Plus de trente civils touareg ont été tués vendredi par des djihadistes présumés dans le nord-est du Mali, à la frontière avec le Niger, ont indiqué samedi des sources concordantes. Cette nouvelle tuerie, après une attaque similaire dans la même région jeudi, porte à plus de quarante le nombre de Touareg de la communauté Idaksahak tués en 24 heures, selon le Mouvement pour le salut de l'Azawad (MSA, issu de l'ex-rébellion à dominante touareg) et des responsables tribaux.
"Il y a eu 43 morts en deux jours, tous des civils, d'une même communauté", a déclaré samedi un responsable tribal joint à Menaka, principale ville de la région, qui s'est identifié par son prénom, Sidigui. "Nos combattants sont en train de détruire leurs bases et les anéantir. Ils viennent s'en prendre gratuitement aux civils innocents", a-t-il dit, voyant dans ces tueries des représailles aux coups portés aux djihadistes dans la zone par les groupes armés touareg.

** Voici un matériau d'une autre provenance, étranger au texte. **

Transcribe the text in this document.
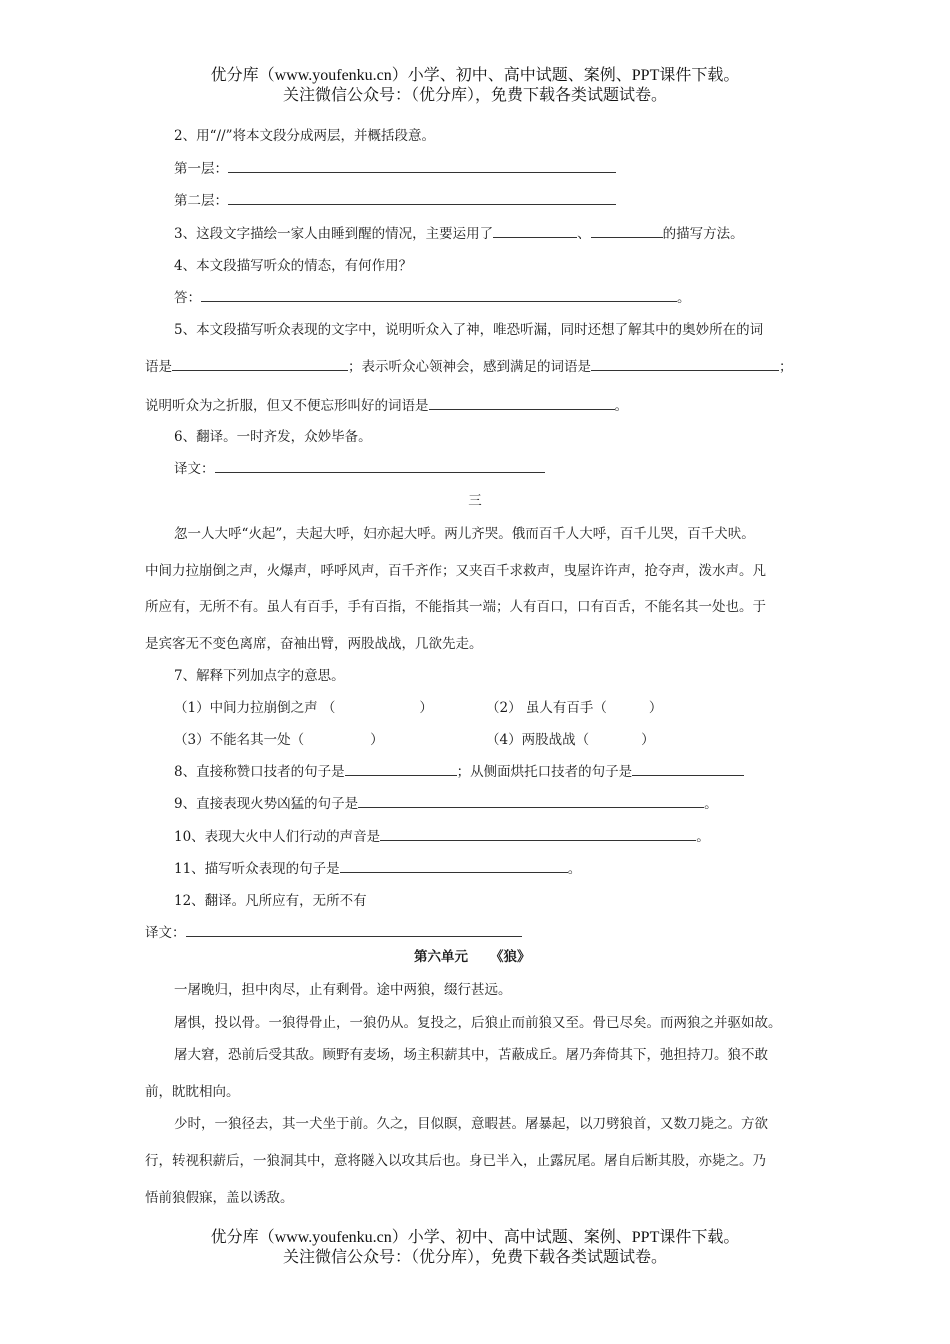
优分库（www.youfenku.cn）小学、初中、高中试题、案例、PPT课件下载。
关注微信公众号：（优分库），免费下载各类试题试卷。
2、用“//”将本文段分成两层，并概括段意。
第一层：
第二层：
3、这段文字描绘一家人由睡到醒的情况，主要运用了	、	的描写方法。
4、本文段描写听众的情态，有何作用？
答：	。
5、本文段描写听众表现的文字中，说明听众入了神，唯恐听漏，同时还想了解其中的奥妙所在的词
语是	；表示听众心领神会，感到满足的词语是	；
说明听众为之折服，但又不便忘形叫好的词语是	。
6、翻译。一时齐发，众妙毕备。
译文：
三
忽一人大呼“火起”，夫起大呼，妇亦起大呼。两儿齐哭。俄而百千人大呼，百千儿哭，百千犬吠。
中间力拉崩倒之声，火爆声，呼呼风声，百千齐作；又夹百千求救声，曳屋许许声，抢夺声，泼水声。凡
所应有，无所不有。虽人有百手，手有百指，不能指其一端；人有百口，口有百舌，不能名其一处也。于
是宾客无不变色离席，奋袖出臂，两股战战，几欲先走。
7、解释下列加点字的意思。
（1）中间力拉崩倒之声 （	）	（2） 虽人有百手（	）
（3）不能名其一处（	）	（4）两股战战（	）
8、直接称赞口技者的句子是	；从侧面烘托口技者的句子是
9、直接表现火势凶猛的句子是	。
10、表现大火中人们行动的声音是	。
11、描写听众表现的句子是	。
12、翻译。凡所应有，无所不有
译文：
第六单元 《狼》
一屠晚归，担中肉尽，止有剩骨。途中两狼，缀行甚远。
屠惧，投以骨。一狼得骨止，一狼仍从。复投之，后狼止而前狼又至。骨已尽矣。而两狼之并驱如故。
屠大窘，恐前后受其敌。顾野有麦场，场主积薪其中，苫蔽成丘。屠乃奔倚其下，弛担持刀。狼不敢
前，眈眈相向。
少时，一狼径去，其一犬坐于前。久之，目似瞑，意暇甚。屠暴起，以刀劈狼首，又数刀毙之。方欲
行，转视积薪后，一狼洞其中，意将隧入以攻其后也。身已半入，止露尻尾。屠自后断其股，亦毙之。乃
悟前狼假寐，盖以诱敌。
优分库（www.youfenku.cn）小学、初中、高中试题、案例、PPT课件下载。
关注微信公众号：（优分库），免费下载各类试题试卷。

Un appel aux gouvernement du Mali et du Niger. Le MSA a affirmé avoir "appris avec consternation l'assassinat de 43 personnes de la communauté Idaksahak lors de deux raids menés par des hordes de malfrats armés sur les campements d'Aklaz le 26 avril et Awakassa le 27 avril", dans un communiqué publié dans la nuit de vendredi à samedi. Il "lance un appel pressant aux gouvernements du Mali, du Niger afin qu'une initiative sérieuse soit engagée, en vue de mettre immédiatement fin aux crimes abominables qui sont commis", mais assure qu'il "ne cédera à aucune intimidation". Le gouverneur de Menaka, Daouda Maïga, s'est voulu prudent sur le bilan, indiquant attendre le résultat de l'envoi d'une mission sur les lieux. "Il y a plusieurs versions, mais je sais que des femmes et des enfants sont parmi les victimes, des vieilles personnes aussi, mais le chiffre exact je ne saurais le dire sans le retour de mes missionnaires", a-t-il précisé.

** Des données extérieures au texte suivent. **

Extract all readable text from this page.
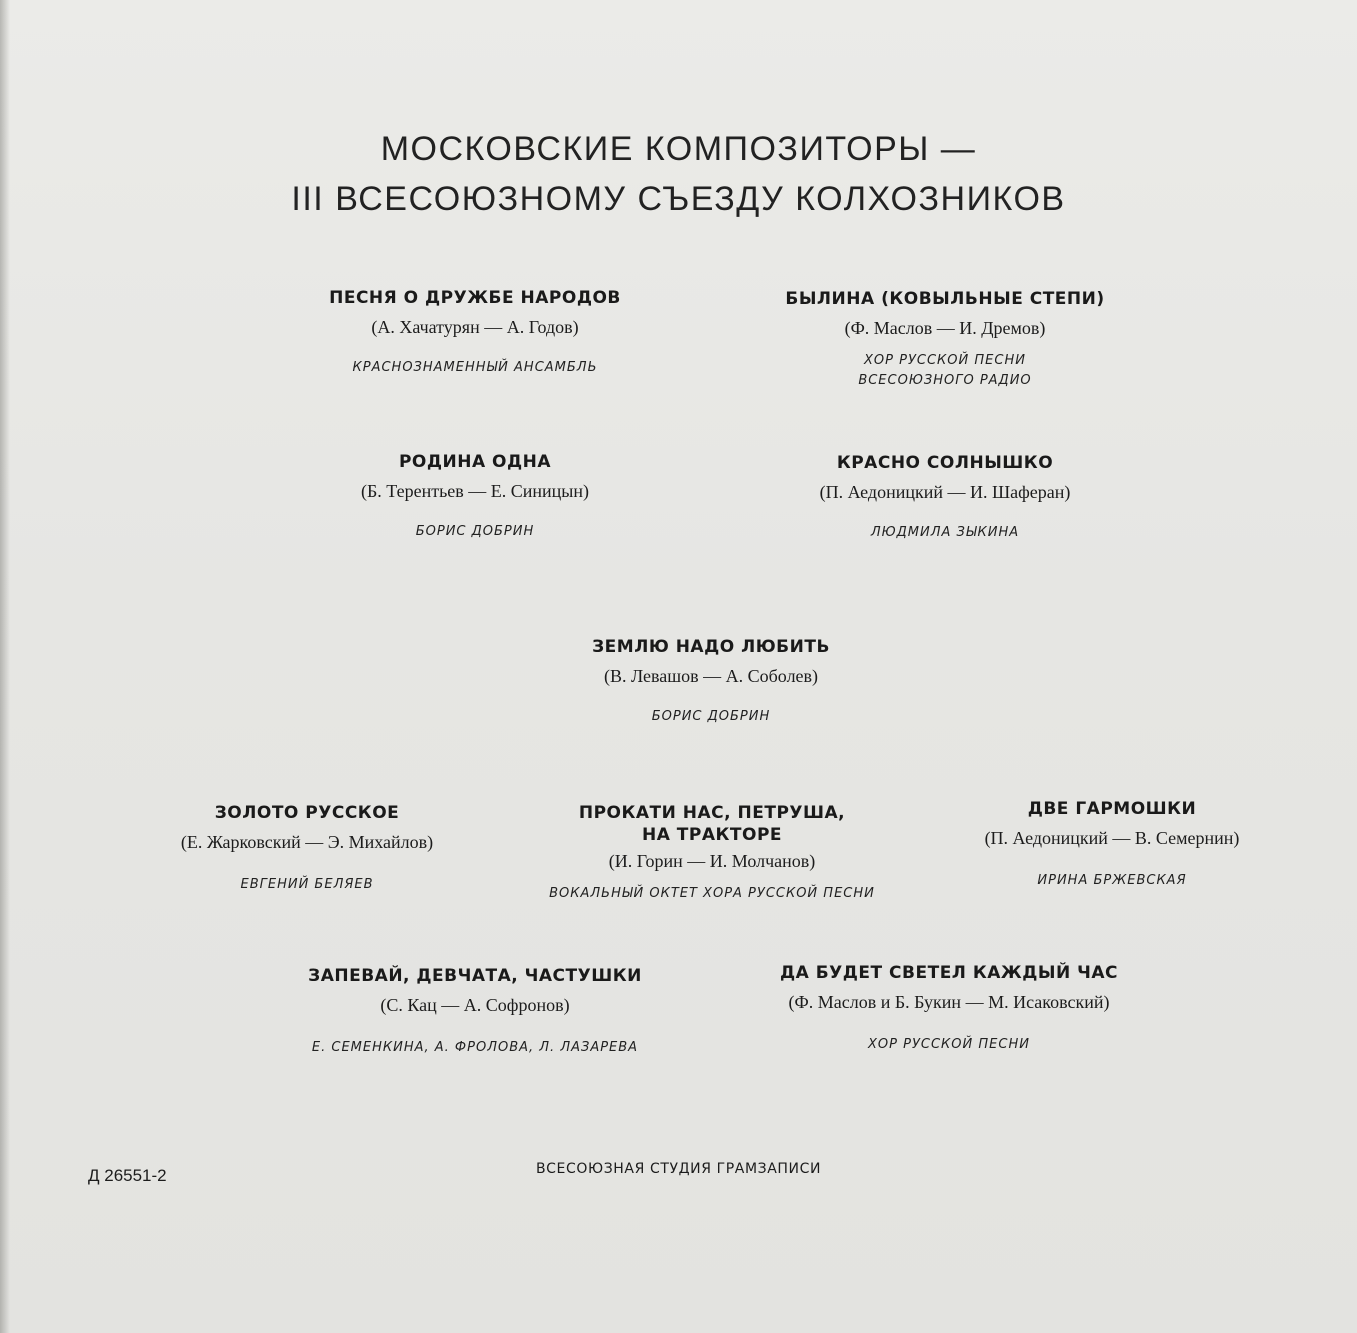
МОСКОВСКИЕ КОМПОЗИТОРЫ —
III ВСЕСОЮЗНОМУ СЪЕЗДУ КОЛХОЗНИКОВ
ПЕСНЯ О ДРУЖБЕ НАРОДОВ
(А. Хачатурян — А. Годов)
КРАСНОЗНАМЕННЫЙ АНСАМБЛЬ
БЫЛИНА (КОВЫЛЬНЫЕ СТЕПИ)
(Ф. Маслов — И. Дремов)
ХОР РУССКОЙ ПЕСНИ
ВСЕСОЮЗНОГО РАДИО
РОДИНА ОДНА
(Б. Терентьев — Е. Синицын)
БОРИС ДОБРИН
КРАСНО СОЛНЫШКО
(П. Аедоницкий — И. Шаферан)
ЛЮДМИЛА ЗЫКИНА
ЗЕМЛЮ НАДО ЛЮБИТЬ
(В. Левашов — А. Соболев)
БОРИС ДОБРИН
ЗОЛОТО РУССКОЕ
(Е. Жарковский — Э. Михайлов)
ЕВГЕНИЙ БЕЛЯЕВ
ПРОКАТИ НАС, ПЕТРУША,
НА ТРАКТОРЕ
(И. Горин — И. Молчанов)
ВОКАЛЬНЫЙ ОКТЕТ ХОРА РУССКОЙ ПЕСНИ
ДВЕ ГАРМОШКИ
(П. Аедоницкий — В. Семернин)
ИРИНА БРЖЕВСКАЯ
ЗАПЕВАЙ, ДЕВЧАТА, ЧАСТУШКИ
(С. Кац — А. Софронов)
Е. СЕМЕНКИНА, А. ФРОЛОВА, Л. ЛАЗАРЕВА
ДА БУДЕТ СВЕТЕЛ КАЖДЫЙ ЧАС
(Ф. Маслов и Б. Букин — М. Исаковский)
ХОР РУССКОЙ ПЕСНИ
Д 26551-2	ВСЕСОЮЗНАЯ СТУДИЯ ГРАМЗАПИСИ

Les représailles étaient attendues. Les affrontements sont fréquents dans cette zone entre des djihadistes ayant prêté allégeance au groupe État islamique (EI) et deux groupes armés principalement touareg, le Groupe d'autodéfense touareg Imghad et alliés (Gatia, pro-Bamako), et le MSA, parfois associés à la force française Barkhane et à l'armée malienne. La population de la région s'attendait à des représailles des djihadistes à la suite des lourdes pertes qu'ils ont subies ces dernières semaines, a indiqué un notable de Menaka, Attaye Ag Ossadki. "Mais personne ne pouvait imaginer qu'ils allaient tuer de cette manière des civils aux mains nues", a-t-il ajouté.

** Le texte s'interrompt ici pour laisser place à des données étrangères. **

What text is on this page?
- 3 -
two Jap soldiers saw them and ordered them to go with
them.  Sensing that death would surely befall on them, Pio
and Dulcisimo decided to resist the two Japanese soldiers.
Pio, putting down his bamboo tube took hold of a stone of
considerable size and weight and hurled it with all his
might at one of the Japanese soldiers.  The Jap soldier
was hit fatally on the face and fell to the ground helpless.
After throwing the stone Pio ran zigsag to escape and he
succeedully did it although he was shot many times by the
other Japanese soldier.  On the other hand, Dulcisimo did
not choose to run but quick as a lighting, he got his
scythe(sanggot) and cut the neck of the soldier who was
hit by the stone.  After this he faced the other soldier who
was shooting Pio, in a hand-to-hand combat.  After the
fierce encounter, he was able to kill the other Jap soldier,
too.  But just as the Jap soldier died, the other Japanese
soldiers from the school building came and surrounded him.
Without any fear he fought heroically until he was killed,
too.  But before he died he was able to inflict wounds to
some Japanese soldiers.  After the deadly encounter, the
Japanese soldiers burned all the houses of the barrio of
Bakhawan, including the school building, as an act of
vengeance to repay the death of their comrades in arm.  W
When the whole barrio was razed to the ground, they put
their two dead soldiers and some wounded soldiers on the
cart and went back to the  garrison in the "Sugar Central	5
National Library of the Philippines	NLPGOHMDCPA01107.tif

Exécutions sommaires. La Mission de l'ONU au Mali (Minusma), a indiqué le 12 avril avoir reçu des informations "d'une particulière gravité" faisant état notamment "d'exécutions sommaires d'au moins 95 personnes" lors d'opérations antidjihadistes menées dans la région de Menaka "par une coalition de groupes armés", dont le Gatia et le MSA. Les deux groupes avaient démenti, dénonçant des "allégations scandaleuses et honteuses".
Depuis le lancement en 2013 d'une intervention militaire française, les groupes djihadistes ont été dispersés et en grande partie chassés du nord du Mali dont ils avaient pris le contrôle. Mais des zones entières du pays échappent au contrôle des forces maliennes, françaises et de l'ONU, régulièrement visées par des attaques, malgré la signature en 2015 d'un accord de paix, censé isoler définitivement les djihadistes, dont l'application accumule les retards. Depuis 2015, ces attaques se sont étendues dans le centre et le sud du Mali et le phénomène déborde sur les pays voisins, en particulier le Burkina Faso et le Niger.